Billy Connolly was mentioned on the news here earlier in the week because
it was a useful distraction from Brexit he’s been in touch with scientists at Harvard University regarding the possibility of him being a “guinea pig” for research into stem cell treatment for Parkinson’s disease.
That seemed to me to be a weird kind of non-story, but he does have a book to sell, and reading more of the related article here revealed some interesting titbits.
For starters, Connolly was diagnosed with prostate cancer – for which he had successful surgery – in the same week he was told he had Parkinson’s in 2013. Which, to be fair, is kind of a Royal Flush to my Full House of losing my job and having my brain explode in the same weekend.
More importantly, it puts me in mind again of that whole comorbidity thing. I mean, sure, maybe it’s just yer age, duck – but check out this new news from the new news news desk:
Half of women ‘will develop dementia or Parkinson’s or have a stroke’
And after that, the article really becomes a downer. So, what should we do? Eat, drink, and be merry while we have the chance?

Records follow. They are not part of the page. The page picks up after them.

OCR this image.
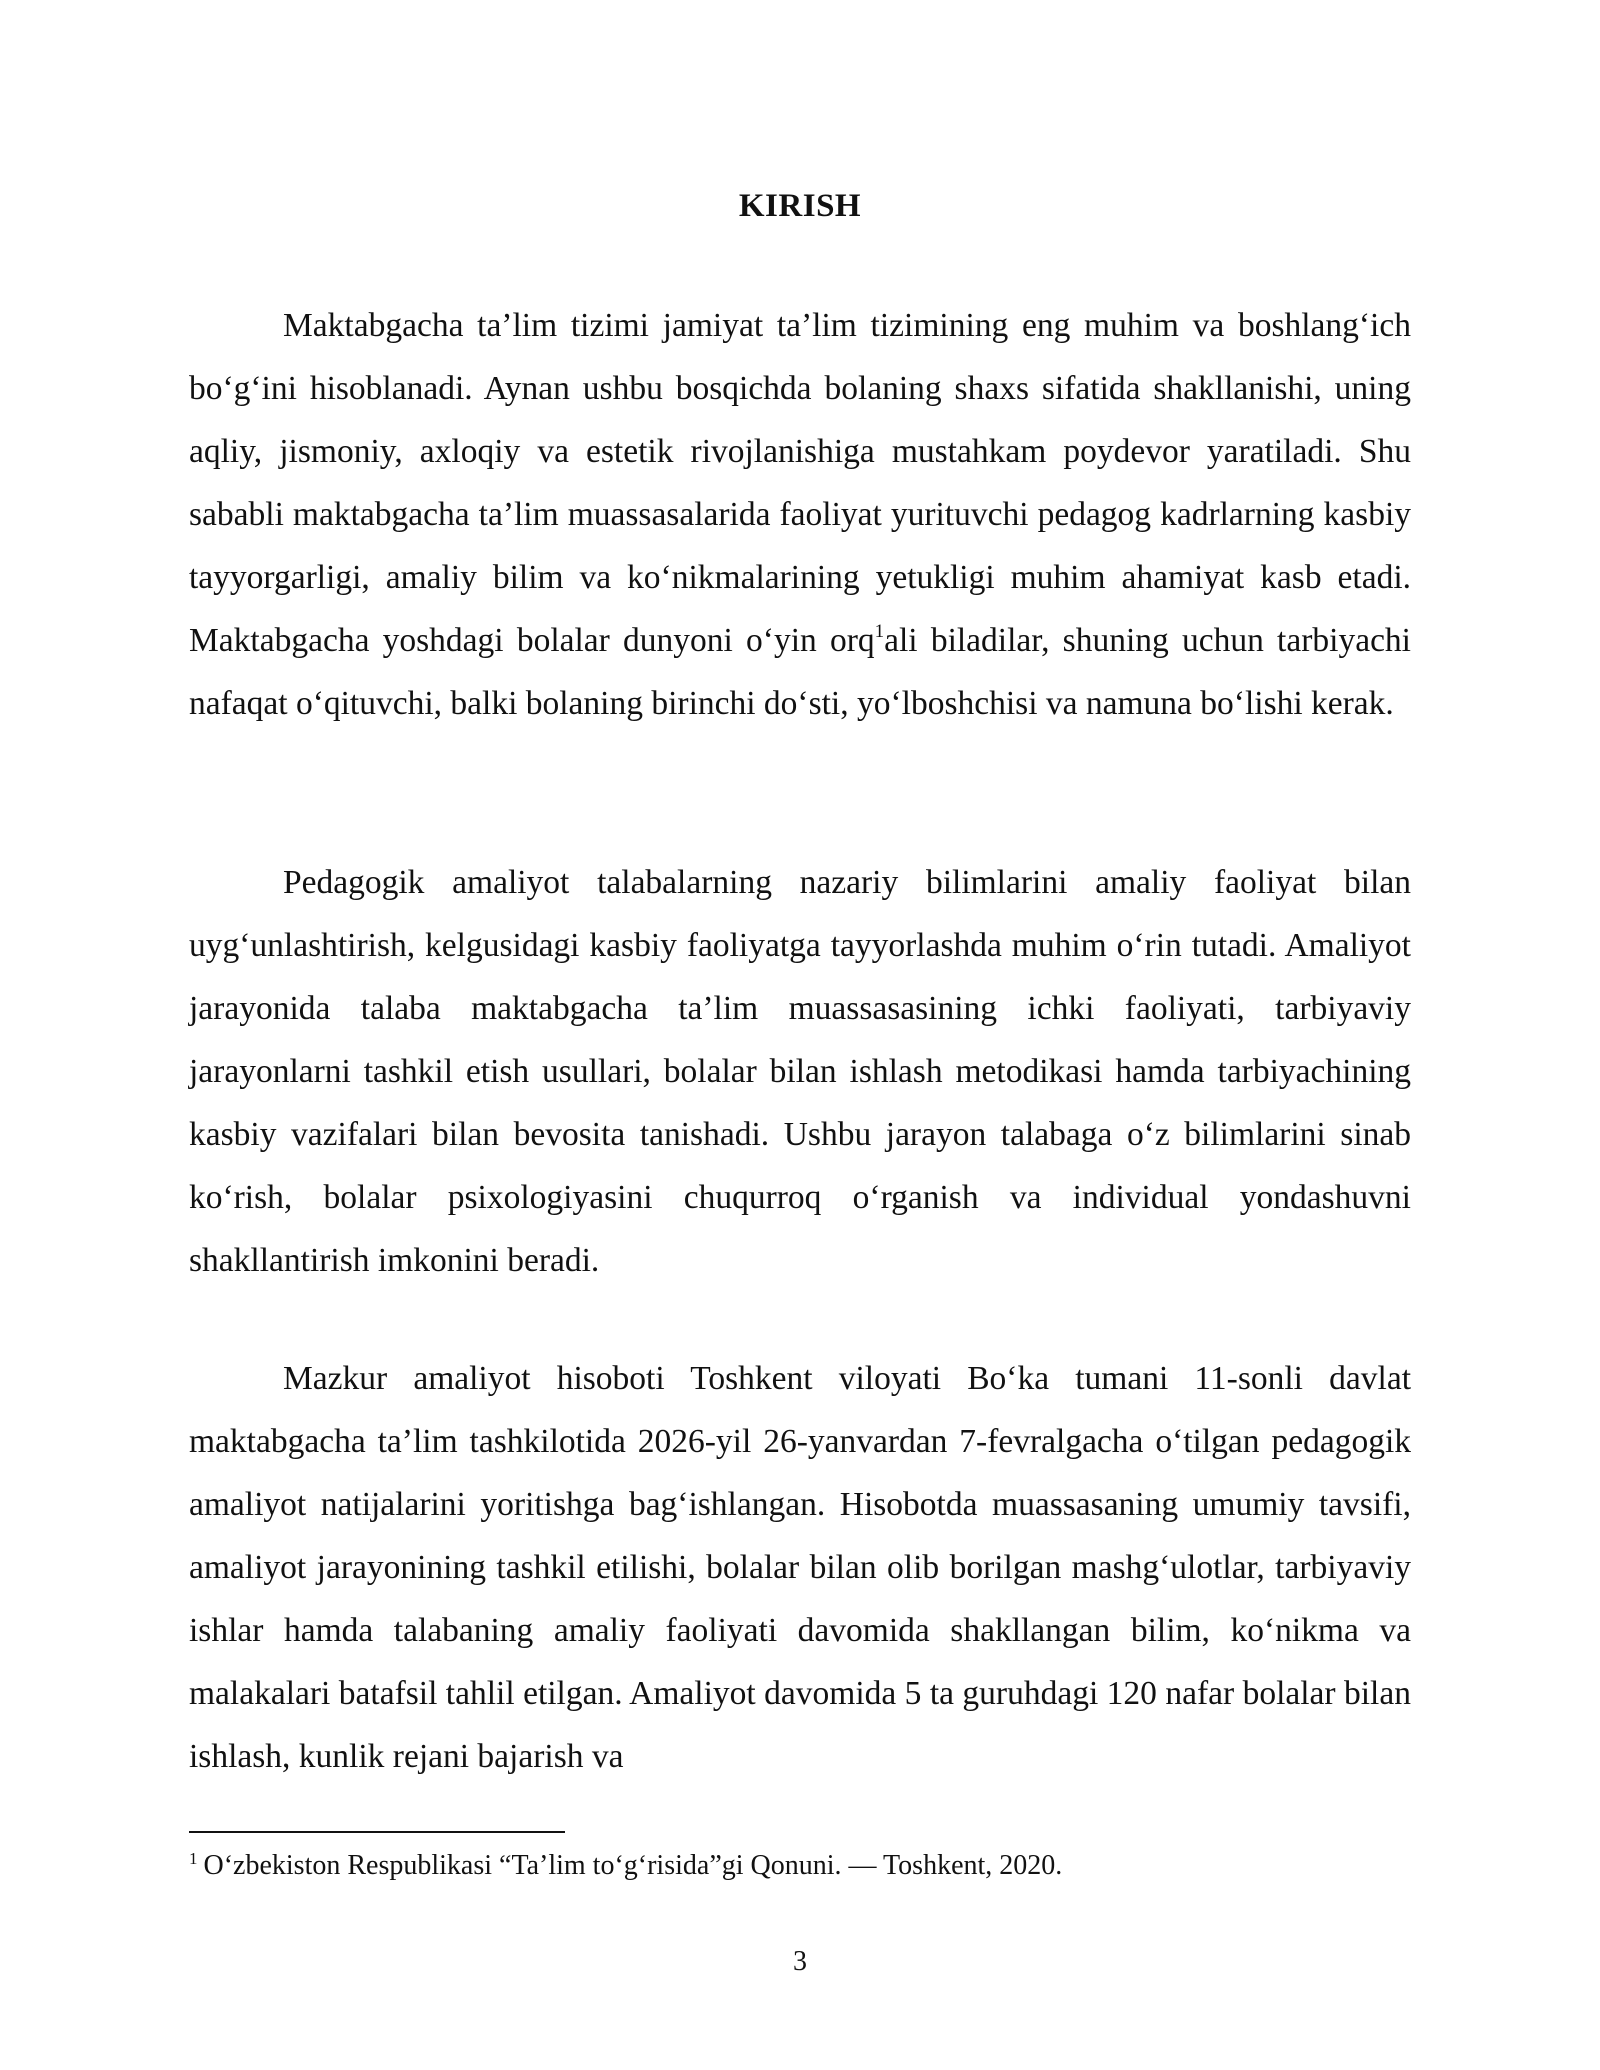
KIRISH

Maktabgacha ta’lim tizimi jamiyat ta’lim tizimining eng muhim va boshlang‘ich bo‘g‘ini hisoblanadi. Aynan ushbu bosqichda bolaning shaxs sifatida shakllanishi, uning aqliy, jismoniy, axloqiy va estetik rivojlanishiga mustahkam poydevor yaratiladi. Shu sababli maktabgacha ta’lim muassasalarida faoliyat yurituvchi pedagog kadrlarning kasbiy tayyorgarligi, amaliy bilim va ko‘nikmalarining yetukligi muhim ahamiyat kasb etadi. Maktabgacha yoshdagi bolalar dunyoni o‘yin orq$^1$ali biladilar, shuning uchun tarbiyachi nafaqat o‘qituvchi, balki bolaning birinchi do‘sti, yo‘lboshchisi va namuna bo‘lishi kerak.

Pedagogik amaliyot talabalarning nazariy bilimlarini amaliy faoliyat bilan uyg‘unlashtirish, kelgusidagi kasbiy faoliyatga tayyorlashda muhim o‘rin tutadi. Amaliyot jarayonida talaba maktabgacha ta’lim muassasasining ichki faoliyati, tarbiyaviy jarayonlarni tashkil etish usullari, bolalar bilan ishlash metodikasi hamda tarbiyachining kasbiy vazifalari bilan bevosita tanishadi. Ushbu jarayon talabaga o‘z bilimlarini sinab ko‘rish, bolalar psixologiyasini chuqurroq o‘rganish va individual yondashuvni shakllantirish imkonini beradi.

Mazkur amaliyot hisoboti Toshkent viloyati Bo‘ka tumani 11-sonli davlat maktabgacha ta’lim tashkilotida 2026-yil 26-yanvardan 7-fevralgacha o‘tilgan pedagogik amaliyot natijalarini yoritishga bag‘ishlangan. Hisobotda muassasaning umumiy tavsifi, amaliyot jarayonining tashkil etilishi, bolalar bilan olib borilgan mashg‘ulotlar, tarbiyaviy ishlar hamda talabaning amaliy faoliyati davomida shakllangan bilim, ko‘nikma va malakalari batafsil tahlil etilgan. Amaliyot davomida 5 ta guruhdagi 120 nafar bolalar bilan ishlash, kunlik rejani bajarish va

$^1$ O‘zbekiston Respublikasi “Ta’lim to‘g‘risida”gi Qonuni. — Toshkent, 2020.
3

Well, quite. On the one hand, apoplectic.me is all for living in the moment. But on the other, the drink’s a terrible thing. Besides, this research from the University Medical Center Rotterdam in the Netherlands isn’t meant to be a total downer.
Certainly, it confirms the risk of comorbidity associated with certain diseases. And it does highlight the issue that while
[I]n middle age, there is a great deal of focus on heart disease and cancer…, diseases of the brain in later life get less attention and are less researched
Hopefully, the study will add to the impetus to increase efforts to find a drug to delay the onset of dementia symptoms. The researchers also said that preventive measures could substantially reduce the burden of the illnesses.
Dr Carol Routledge, director of research at Alzheimer’s Research UK, said
The best current evidence suggests that eating a balanced diet, controlling our weight, staying physically active, not smoking, only drinking within the recommended limits and keeping blood pressure and cholesterol in check are all associated with better brain health into old age.